Opening the Rome-Southampton window for operator mixing matrices

TL;DR

This paper introduces a non-perturbative method to compute operator mixing matrices across a wider energy range, improving the analysis of four-quark operators relevant to kaon decays and mixing.

Contribution

The authors develop a continuum step scaling approach using RI-MOM scheme with twisted boundary conditions to relax the Rome-Southampton window bounds.

Findings

Successfully computed non-perturbative running matrices for four-quark operators.

Compared non-perturbative results with perturbation theory, showing consistency.
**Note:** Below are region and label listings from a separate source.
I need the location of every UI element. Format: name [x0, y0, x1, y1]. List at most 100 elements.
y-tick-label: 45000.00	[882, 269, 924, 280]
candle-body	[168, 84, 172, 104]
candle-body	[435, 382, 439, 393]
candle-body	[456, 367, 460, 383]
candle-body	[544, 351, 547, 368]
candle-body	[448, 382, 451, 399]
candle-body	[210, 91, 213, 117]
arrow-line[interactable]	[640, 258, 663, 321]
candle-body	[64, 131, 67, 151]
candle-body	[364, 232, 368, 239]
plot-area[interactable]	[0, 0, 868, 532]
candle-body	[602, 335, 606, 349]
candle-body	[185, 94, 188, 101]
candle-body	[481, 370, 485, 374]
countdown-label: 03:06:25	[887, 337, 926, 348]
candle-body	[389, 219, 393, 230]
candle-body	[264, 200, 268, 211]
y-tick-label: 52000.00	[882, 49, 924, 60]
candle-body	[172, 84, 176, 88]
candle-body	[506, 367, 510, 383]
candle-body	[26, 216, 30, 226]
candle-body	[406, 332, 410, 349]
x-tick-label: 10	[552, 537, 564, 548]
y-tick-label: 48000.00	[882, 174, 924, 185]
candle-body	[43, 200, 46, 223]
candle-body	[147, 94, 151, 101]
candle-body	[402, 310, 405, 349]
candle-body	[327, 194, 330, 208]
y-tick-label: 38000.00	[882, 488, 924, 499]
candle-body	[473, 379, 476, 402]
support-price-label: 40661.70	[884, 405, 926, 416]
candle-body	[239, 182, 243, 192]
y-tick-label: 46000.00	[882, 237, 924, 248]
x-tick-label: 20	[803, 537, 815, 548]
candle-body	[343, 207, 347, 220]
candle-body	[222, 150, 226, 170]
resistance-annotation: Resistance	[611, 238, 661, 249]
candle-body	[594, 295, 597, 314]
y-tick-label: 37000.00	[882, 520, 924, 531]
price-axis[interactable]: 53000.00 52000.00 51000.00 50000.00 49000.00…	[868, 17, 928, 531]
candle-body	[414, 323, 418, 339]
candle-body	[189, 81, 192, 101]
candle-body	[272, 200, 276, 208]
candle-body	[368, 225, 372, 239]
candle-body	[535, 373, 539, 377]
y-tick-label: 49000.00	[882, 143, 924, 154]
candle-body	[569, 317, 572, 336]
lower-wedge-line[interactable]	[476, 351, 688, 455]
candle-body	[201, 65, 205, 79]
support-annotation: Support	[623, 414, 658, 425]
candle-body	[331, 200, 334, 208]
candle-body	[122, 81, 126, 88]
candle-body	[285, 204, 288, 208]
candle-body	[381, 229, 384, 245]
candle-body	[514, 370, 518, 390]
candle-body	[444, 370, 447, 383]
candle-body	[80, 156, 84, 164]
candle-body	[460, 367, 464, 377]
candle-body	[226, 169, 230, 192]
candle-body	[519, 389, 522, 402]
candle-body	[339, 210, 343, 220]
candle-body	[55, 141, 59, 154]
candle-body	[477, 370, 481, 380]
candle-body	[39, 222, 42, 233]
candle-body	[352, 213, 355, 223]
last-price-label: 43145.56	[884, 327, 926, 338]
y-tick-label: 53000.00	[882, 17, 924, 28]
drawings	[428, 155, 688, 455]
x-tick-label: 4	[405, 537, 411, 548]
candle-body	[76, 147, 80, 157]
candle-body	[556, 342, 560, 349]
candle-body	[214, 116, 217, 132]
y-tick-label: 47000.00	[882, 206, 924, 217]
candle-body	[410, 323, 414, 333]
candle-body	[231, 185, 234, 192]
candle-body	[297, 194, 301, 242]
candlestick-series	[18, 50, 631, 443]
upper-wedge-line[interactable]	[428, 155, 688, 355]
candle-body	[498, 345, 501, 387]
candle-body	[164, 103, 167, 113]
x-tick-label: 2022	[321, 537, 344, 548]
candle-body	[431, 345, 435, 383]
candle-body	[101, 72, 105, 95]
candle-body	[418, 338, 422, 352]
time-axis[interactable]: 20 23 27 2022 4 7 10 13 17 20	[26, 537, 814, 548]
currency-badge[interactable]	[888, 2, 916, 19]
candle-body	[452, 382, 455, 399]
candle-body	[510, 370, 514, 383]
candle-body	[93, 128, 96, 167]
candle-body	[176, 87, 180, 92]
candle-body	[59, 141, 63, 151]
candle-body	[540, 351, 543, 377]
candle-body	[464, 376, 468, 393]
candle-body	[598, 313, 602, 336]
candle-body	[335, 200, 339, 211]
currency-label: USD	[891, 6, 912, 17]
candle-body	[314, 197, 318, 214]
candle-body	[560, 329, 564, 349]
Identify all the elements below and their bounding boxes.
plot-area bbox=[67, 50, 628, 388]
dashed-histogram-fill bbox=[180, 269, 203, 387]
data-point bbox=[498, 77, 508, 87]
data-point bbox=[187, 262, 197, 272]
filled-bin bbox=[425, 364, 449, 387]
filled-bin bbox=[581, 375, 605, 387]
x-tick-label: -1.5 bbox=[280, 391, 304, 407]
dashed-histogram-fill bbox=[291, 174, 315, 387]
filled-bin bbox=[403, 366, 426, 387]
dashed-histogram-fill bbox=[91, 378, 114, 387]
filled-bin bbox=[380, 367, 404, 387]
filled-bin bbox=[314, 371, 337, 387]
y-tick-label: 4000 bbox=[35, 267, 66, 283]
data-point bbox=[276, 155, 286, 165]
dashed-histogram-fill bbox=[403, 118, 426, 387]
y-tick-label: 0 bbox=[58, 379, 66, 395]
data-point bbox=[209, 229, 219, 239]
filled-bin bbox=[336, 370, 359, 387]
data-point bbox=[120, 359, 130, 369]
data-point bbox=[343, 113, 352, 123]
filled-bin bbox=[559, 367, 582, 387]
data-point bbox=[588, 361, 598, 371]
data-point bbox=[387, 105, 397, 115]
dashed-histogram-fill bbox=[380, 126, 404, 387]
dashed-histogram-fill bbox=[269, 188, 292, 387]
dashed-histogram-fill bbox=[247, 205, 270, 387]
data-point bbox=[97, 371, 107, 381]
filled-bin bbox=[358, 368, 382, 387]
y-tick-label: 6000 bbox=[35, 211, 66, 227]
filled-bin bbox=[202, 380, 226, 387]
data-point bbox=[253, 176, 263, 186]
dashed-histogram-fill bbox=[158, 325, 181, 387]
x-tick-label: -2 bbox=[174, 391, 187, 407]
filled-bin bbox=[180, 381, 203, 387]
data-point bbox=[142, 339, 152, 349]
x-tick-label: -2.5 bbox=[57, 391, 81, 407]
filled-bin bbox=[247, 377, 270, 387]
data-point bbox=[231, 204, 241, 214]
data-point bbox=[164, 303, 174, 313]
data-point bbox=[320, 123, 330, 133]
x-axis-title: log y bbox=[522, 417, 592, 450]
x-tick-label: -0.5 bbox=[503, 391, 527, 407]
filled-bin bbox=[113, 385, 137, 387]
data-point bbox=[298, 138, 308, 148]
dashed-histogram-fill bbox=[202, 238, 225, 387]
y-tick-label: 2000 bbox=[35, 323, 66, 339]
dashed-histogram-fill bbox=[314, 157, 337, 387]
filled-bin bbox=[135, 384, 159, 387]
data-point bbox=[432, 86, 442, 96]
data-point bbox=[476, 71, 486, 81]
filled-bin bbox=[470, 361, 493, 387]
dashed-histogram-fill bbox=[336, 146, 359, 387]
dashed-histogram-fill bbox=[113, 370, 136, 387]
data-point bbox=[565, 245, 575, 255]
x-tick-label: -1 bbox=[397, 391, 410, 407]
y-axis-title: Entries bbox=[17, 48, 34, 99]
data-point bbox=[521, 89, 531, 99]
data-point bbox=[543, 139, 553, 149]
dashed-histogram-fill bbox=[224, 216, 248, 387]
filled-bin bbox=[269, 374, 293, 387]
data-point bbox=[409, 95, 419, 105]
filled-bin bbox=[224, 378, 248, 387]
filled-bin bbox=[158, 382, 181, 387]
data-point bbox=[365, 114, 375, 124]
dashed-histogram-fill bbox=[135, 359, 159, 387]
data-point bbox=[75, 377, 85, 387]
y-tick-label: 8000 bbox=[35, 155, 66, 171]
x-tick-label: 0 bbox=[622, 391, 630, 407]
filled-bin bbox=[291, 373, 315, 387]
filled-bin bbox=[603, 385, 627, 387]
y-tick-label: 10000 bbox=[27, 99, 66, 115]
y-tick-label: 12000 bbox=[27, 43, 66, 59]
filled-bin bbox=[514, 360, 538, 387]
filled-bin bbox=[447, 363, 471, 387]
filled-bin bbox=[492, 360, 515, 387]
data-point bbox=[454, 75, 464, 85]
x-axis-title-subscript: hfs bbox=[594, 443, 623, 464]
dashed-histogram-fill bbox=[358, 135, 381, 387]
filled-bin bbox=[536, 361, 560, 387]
Enhanced the analysis of operators relevant to kaon physics.

Abstract

We show that the running of operators which mix under renormalization can be computed fully non-perturbatively as a product of continuum step scaling matrices. These step scaling matrices are obtained by taking the "ratio" of Z matrices computed at different energies in an RI-MOM type scheme for which twisted boundary conditions are an essential ingredient. Our method allows us to relax the bounds of the Rome-Southampton window. We also explain why such a method is important in view of the light quark physics program of the RBC-UKQCD collaborations. To illustrate our method, using n_f=2+1 domain-wall fermions, we compute the non-perturbative running matrix of four-quark operators needed in K->pipi decay and neutral kaon mixing. Our results are then compared to perturbation theory.